Rentetan bencana ini tak pelak membawa banyak pengaruh, terutama pada sektor pariwisata. Sektor yang menjadi andalan baru untuk mendorong pertumbuhan ekonomi di negeri ini terkena dampak yang tidak sedikit. Kunjungan wisatawan, terutama dari mancanegara, beberapa waktu ke depan berpotensi menurun. Apalagi, dua daerah yang terakhir terkena bencana, yakni Lombok dan Banten, adalah tujuan wisata yang selama ini menjadi favorit, termasuk oleh wisatawan mancanegara (wisman). Bencana ini menjadi ujian berat di tengah upaya pemerintah untuk mendatangkan 20 juta wisman pada 2019. Target tersebut naik dari target tahun ini, 17 juta kunjungan wisman.
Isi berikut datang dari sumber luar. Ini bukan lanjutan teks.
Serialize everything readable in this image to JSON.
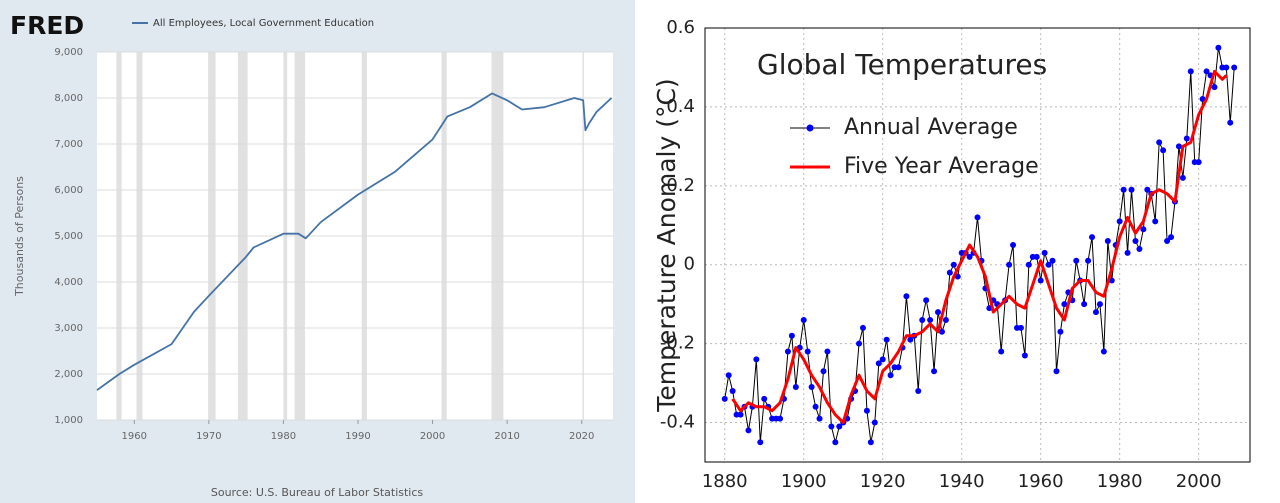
{
  "chart_data": [
    {
      "type": "line",
      "logo": "FRED",
      "ylabel": "Thousands of Persons",
      "source": "Source: U.S. Bureau of Labor Statistics",
      "x": [
        1955,
        1958,
        1960,
        1965,
        1968,
        1970,
        1975,
        1976,
        1980,
        1982,
        1983,
        1985,
        1990,
        1995,
        2000,
        2002,
        2005,
        2008,
        2010,
        2012,
        2015,
        2019,
        2020.2,
        2020.5,
        2021,
        2022,
        2024
      ],
      "series": [
        {
          "name": "All Employees, Local Government Education",
          "color": "#4572a7",
          "values": [
            1650,
            2000,
            2200,
            2650,
            3350,
            3700,
            4550,
            4750,
            5050,
            5050,
            4950,
            5300,
            5900,
            6400,
            7100,
            7600,
            7800,
            8100,
            7950,
            7750,
            7800,
            8000,
            7950,
            7300,
            7450,
            7700,
            8000
          ]
        }
      ],
      "recessions": [
        [
          1957.6,
          1958.3
        ],
        [
          1960.3,
          1961.1
        ],
        [
          1969.9,
          1970.9
        ],
        [
          1973.9,
          1975.2
        ],
        [
          1980.0,
          1980.5
        ],
        [
          1981.5,
          1982.9
        ],
        [
          1990.5,
          1991.2
        ],
        [
          2001.2,
          2001.9
        ],
        [
          2007.9,
          2009.5
        ],
        [
          2020.1,
          2020.3
        ]
      ],
      "recession_color": "#e1e1e1",
      "xlim": [
        1955,
        2024.2
      ],
      "xticks": [
        1960,
        1970,
        1980,
        1990,
        2000,
        2010,
        2020
      ],
      "ylim": [
        1000,
        9000
      ],
      "yticks": [
        {
          "value": 1000,
          "label": "1,000"
        },
        {
          "value": 2000,
          "label": "2,000"
        },
        {
          "value": 3000,
          "label": "3,000"
        },
        {
          "value": 4000,
          "label": "4,000"
        },
        {
          "value": 5000,
          "label": "5,000"
        },
        {
          "value": 6000,
          "label": "6,000"
        },
        {
          "value": 7000,
          "label": "7,000"
        },
        {
          "value": 8000,
          "label": "8,000"
        },
        {
          "value": 9000,
          "label": "9,000"
        }
      ],
      "grid": "y"
    },
    {
      "type": "line",
      "title": "Global Temperatures",
      "ylabel": "Temperature Anomaly (°C)",
      "series": [
        {
          "name": "Annual Average",
          "color": "#0000ff",
          "line_color": "#000000",
          "marker": true,
          "x": [
            1880,
            1881,
            1882,
            1883,
            1884,
            1885,
            1886,
            1887,
            1888,
            1889,
            1890,
            1891,
            1892,
            1893,
            1894,
            1895,
            1896,
            1897,
            1898,
            1899,
            1900,
            1901,
            1902,
            1903,
            1904,
            1905,
            1906,
            1907,
            1908,
            1909,
            1910,
            1911,
            1912,
            1913,
            1914,
            1915,
            1916,
            1917,
            1918,
            1919,
            1920,
            1921,
            1922,
            1923,
            1924,
            1925,
            1926,
            1927,
            1928,
            1929,
            1930,
            1931,
            1932,
            1933,
            1934,
            1935,
            1936,
            1937,
            1938,
            1939,
            1940,
            1941,
            1942,
            1943,
            1944,
            1945,
            1946,
            1947,
            1948,
            1949,
            1950,
            1951,
            1952,
            1953,
            1954,
            1955,
            1956,
            1957,
            1958,
            1959,
            1960,
            1961,
            1962,
            1963,
            1964,
            1965,
            1966,
            1967,
            1968,
            1969,
            1970,
            1971,
            1972,
            1973,
            1974,
            1975,
            1976,
            1977,
            1978,
            1979,
            1980,
            1981,
            1982,
            1983,
            1984,
            1985,
            1986,
            1987,
            1988,
            1989,
            1990,
            1991,
            1992,
            1993,
            1994,
            1995,
            1996,
            1997,
            1998,
            1999,
            2000,
            2001,
            2002,
            2003,
            2004,
            2005,
            2006,
            2007,
            2008,
            2009
          ],
          "values": [
            -0.34,
            -0.28,
            -0.32,
            -0.38,
            -0.38,
            -0.36,
            -0.42,
            -0.36,
            -0.24,
            -0.45,
            -0.34,
            -0.36,
            -0.39,
            -0.39,
            -0.39,
            -0.34,
            -0.22,
            -0.18,
            -0.31,
            -0.21,
            -0.14,
            -0.22,
            -0.31,
            -0.36,
            -0.39,
            -0.27,
            -0.22,
            -0.41,
            -0.45,
            -0.41,
            -0.4,
            -0.39,
            -0.34,
            -0.32,
            -0.2,
            -0.16,
            -0.37,
            -0.45,
            -0.4,
            -0.25,
            -0.24,
            -0.19,
            -0.28,
            -0.26,
            -0.26,
            -0.21,
            -0.08,
            -0.19,
            -0.18,
            -0.32,
            -0.14,
            -0.09,
            -0.14,
            -0.27,
            -0.12,
            -0.17,
            -0.14,
            -0.02,
            0.0,
            -0.03,
            0.03,
            0.03,
            0.02,
            0.03,
            0.12,
            0.01,
            -0.06,
            -0.11,
            -0.09,
            -0.1,
            -0.22,
            -0.09,
            0.0,
            0.05,
            -0.16,
            -0.16,
            -0.23,
            0.0,
            0.02,
            0.02,
            -0.04,
            0.03,
            0.0,
            0.01,
            -0.27,
            -0.17,
            -0.1,
            -0.07,
            -0.09,
            0.01,
            -0.04,
            -0.1,
            0.01,
            0.07,
            -0.12,
            -0.1,
            -0.22,
            0.06,
            -0.04,
            0.05,
            0.11,
            0.19,
            0.03,
            0.19,
            0.06,
            0.04,
            0.09,
            0.19,
            0.18,
            0.11,
            0.31,
            0.29,
            0.06,
            0.07,
            0.16,
            0.3,
            0.22,
            0.32,
            0.49,
            0.26,
            0.26,
            0.42,
            0.49,
            0.48,
            0.45,
            0.55,
            0.5,
            0.5,
            0.36,
            0.5
          ]
        },
        {
          "name": "Five Year Average",
          "color": "#ff0000",
          "marker": false,
          "x": [
            1882,
            1884,
            1886,
            1888,
            1890,
            1892,
            1894,
            1896,
            1898,
            1900,
            1902,
            1904,
            1906,
            1908,
            1910,
            1912,
            1914,
            1916,
            1918,
            1920,
            1922,
            1924,
            1926,
            1928,
            1930,
            1932,
            1934,
            1936,
            1938,
            1940,
            1942,
            1944,
            1946,
            1948,
            1950,
            1952,
            1954,
            1956,
            1958,
            1960,
            1962,
            1964,
            1966,
            1968,
            1970,
            1972,
            1974,
            1976,
            1978,
            1980,
            1982,
            1984,
            1986,
            1988,
            1990,
            1992,
            1994,
            1996,
            1998,
            2000,
            2002,
            2004,
            2006,
            2007
          ],
          "values": [
            -0.34,
            -0.37,
            -0.35,
            -0.36,
            -0.36,
            -0.37,
            -0.35,
            -0.29,
            -0.21,
            -0.24,
            -0.28,
            -0.31,
            -0.35,
            -0.38,
            -0.4,
            -0.33,
            -0.28,
            -0.32,
            -0.34,
            -0.27,
            -0.25,
            -0.22,
            -0.18,
            -0.18,
            -0.17,
            -0.15,
            -0.17,
            -0.09,
            -0.03,
            0.01,
            0.05,
            0.02,
            -0.03,
            -0.12,
            -0.1,
            -0.08,
            -0.1,
            -0.11,
            -0.05,
            0.01,
            -0.05,
            -0.11,
            -0.14,
            -0.06,
            -0.04,
            -0.04,
            -0.07,
            -0.08,
            -0.01,
            0.07,
            0.12,
            0.08,
            0.11,
            0.18,
            0.19,
            0.18,
            0.16,
            0.3,
            0.31,
            0.38,
            0.42,
            0.49,
            0.47,
            0.48
          ]
        }
      ],
      "xlim": [
        1875,
        2013
      ],
      "xticks": [
        1880,
        1900,
        1920,
        1940,
        1960,
        1980,
        2000
      ],
      "ylim": [
        -0.5,
        0.6
      ],
      "yticks": [
        -0.4,
        -0.2,
        0,
        0.2,
        0.4,
        0.6
      ],
      "grid": "xy"
    }
  ]
}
Pemerintahan Presiden Joko Widodo menjadikan pariwisata sebagai andalan devisa yang baru. Pariwisata menjadi core business Indonesia karena sektor ini memiliki keunggulan komparatif dan kompetitif. Pada 2019 industri pariwisata diproyeksikan menjadi penghasil devisa terbesar, yakni USD 24 miliar, melampaui sektor migas, batubara, dan minyak kelapa sawit.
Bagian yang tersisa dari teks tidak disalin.